At the Peck household, the love and admiration for him is cross-generational. His granddaughter, Sarah Rainville, a nurse at San Francisco General Hospital, remembers an “incredible childhood” filled with “magic and celebrations.”

“Everything we ever wanted to do, he made it possible for us,” she said. “We wanted to read in the tree, he built us a treehouse. I feel lucky just to have grown up here.”

Family friend Mary Jane DiPiero said she will remember Peck’s thoughtfulness, his ability to accomplish many things in his life without much money, and his sense of humor.

“He was so funny,” said DiPiero. “He had this really clever wit.”

There aren’t many streets or corners in Saratoga that don’t carry some reminder or memory of Peck.
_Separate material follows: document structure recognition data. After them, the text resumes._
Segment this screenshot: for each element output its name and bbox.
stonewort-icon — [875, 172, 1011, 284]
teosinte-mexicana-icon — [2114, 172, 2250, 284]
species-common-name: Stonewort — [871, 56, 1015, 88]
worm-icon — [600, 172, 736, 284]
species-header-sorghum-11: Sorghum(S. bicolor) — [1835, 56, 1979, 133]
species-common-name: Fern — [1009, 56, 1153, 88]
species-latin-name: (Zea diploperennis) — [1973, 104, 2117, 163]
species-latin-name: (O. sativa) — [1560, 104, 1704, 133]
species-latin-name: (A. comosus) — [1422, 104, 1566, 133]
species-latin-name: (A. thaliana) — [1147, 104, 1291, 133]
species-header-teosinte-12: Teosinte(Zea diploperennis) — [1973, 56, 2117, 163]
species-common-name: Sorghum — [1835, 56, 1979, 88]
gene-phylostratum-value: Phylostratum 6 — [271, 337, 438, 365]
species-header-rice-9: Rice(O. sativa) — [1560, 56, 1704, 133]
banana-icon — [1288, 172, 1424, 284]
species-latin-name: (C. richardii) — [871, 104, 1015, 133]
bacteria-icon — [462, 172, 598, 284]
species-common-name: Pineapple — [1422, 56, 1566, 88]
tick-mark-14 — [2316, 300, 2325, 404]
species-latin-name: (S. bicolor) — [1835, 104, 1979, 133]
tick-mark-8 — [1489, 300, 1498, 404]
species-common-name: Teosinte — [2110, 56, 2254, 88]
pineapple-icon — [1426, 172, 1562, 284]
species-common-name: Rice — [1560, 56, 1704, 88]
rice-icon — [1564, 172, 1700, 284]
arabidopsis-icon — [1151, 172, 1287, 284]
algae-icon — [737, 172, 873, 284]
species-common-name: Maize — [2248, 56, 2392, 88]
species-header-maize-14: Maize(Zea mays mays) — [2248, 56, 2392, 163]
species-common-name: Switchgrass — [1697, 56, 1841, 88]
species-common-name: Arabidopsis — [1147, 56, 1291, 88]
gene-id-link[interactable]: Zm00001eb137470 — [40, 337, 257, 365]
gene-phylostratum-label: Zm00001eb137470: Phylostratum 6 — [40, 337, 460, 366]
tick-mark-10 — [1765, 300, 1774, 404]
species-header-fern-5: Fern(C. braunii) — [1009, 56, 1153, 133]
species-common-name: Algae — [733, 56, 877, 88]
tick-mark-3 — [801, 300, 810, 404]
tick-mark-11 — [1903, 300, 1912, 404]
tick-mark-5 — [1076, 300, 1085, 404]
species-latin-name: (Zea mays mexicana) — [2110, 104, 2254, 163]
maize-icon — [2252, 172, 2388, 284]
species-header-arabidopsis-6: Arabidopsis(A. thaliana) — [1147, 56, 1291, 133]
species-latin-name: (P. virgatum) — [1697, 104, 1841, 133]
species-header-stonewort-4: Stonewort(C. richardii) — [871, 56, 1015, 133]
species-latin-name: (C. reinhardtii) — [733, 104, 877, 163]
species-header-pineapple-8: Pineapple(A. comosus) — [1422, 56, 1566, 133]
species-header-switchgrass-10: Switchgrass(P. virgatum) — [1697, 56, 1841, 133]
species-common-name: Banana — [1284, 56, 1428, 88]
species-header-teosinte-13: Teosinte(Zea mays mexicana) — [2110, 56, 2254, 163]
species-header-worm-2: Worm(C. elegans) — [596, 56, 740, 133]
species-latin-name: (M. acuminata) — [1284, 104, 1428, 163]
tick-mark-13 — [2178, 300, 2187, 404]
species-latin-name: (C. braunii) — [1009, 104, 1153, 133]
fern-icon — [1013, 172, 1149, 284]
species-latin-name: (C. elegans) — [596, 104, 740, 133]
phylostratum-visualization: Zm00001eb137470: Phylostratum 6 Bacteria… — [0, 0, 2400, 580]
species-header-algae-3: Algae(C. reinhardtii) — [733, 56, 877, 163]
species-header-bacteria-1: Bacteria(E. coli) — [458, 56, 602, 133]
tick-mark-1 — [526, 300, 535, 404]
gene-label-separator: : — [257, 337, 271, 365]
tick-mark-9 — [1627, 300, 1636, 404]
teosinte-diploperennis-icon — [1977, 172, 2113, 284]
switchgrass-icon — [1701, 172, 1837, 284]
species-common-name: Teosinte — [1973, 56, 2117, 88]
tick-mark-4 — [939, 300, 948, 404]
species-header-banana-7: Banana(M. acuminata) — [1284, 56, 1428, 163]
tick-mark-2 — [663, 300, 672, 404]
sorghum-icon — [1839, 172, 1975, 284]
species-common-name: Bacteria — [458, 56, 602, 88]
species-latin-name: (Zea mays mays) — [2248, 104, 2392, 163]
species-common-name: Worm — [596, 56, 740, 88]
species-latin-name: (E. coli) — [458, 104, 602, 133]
To honor the man who left deep roots in the city he loved, Saratoga Mayor Jill Hunter will plant an oak tree at the city’s Arbor Day celebration on April 24.

“I always felt that Willys was the father of Saratoga,” she said. “We frequently called him the town historian, but to me he was the father of Saratoga. He loved to talk about Saratoga. I learned so much just listening to his tales and the things he talked about.”

Hunter met Peck in 1985 through Betty, who at the time was her son’s kindergarten teacher. Over the years, she was present at many of their gatherings. She said she last had a conversation with him at his home in February.

“He was in a hospital bed in the living room,” she recalled. “He read us a poem that he’d written. We all had lunch there. We just sat around his hospital bed. That was really the last time I talked to him at length.”

“He was a dear, sweet man who will be sorely missed,” Hunter added.

The Saratoga History Museum will host an exhibit, titled “Betty and Willys Peck: The Heart of Saratoga,” from May 31 to Oct. 27, with a reception from 1 to 3 p.m. on June 23.

The exhibit will be a tribute to a man that Peck’s former colleague Carl Heintze, a retired Mercury News science writer and former Saratoga News columnist, said served as a spokesperson for the city for much of his life.

“There’s really not going to be anybody who’s going to replace him,” said Heintze.

Peck is survived by his wife, Betty; his son, Bill, of Santa Clara; his daughter, Anna, of Saratoga; and two grandchildren, Merina and Sarah. A memorial service will be held on April 25 at the Saratoga Federated Church. According to an unfinished memoir Peck began writing in December, the Federated Church is where he attended Sunday School as a boy and where he briefly worked as an overnight furnace lighter.

The memorial service will begin at 1:30 p.m. and is open to the public.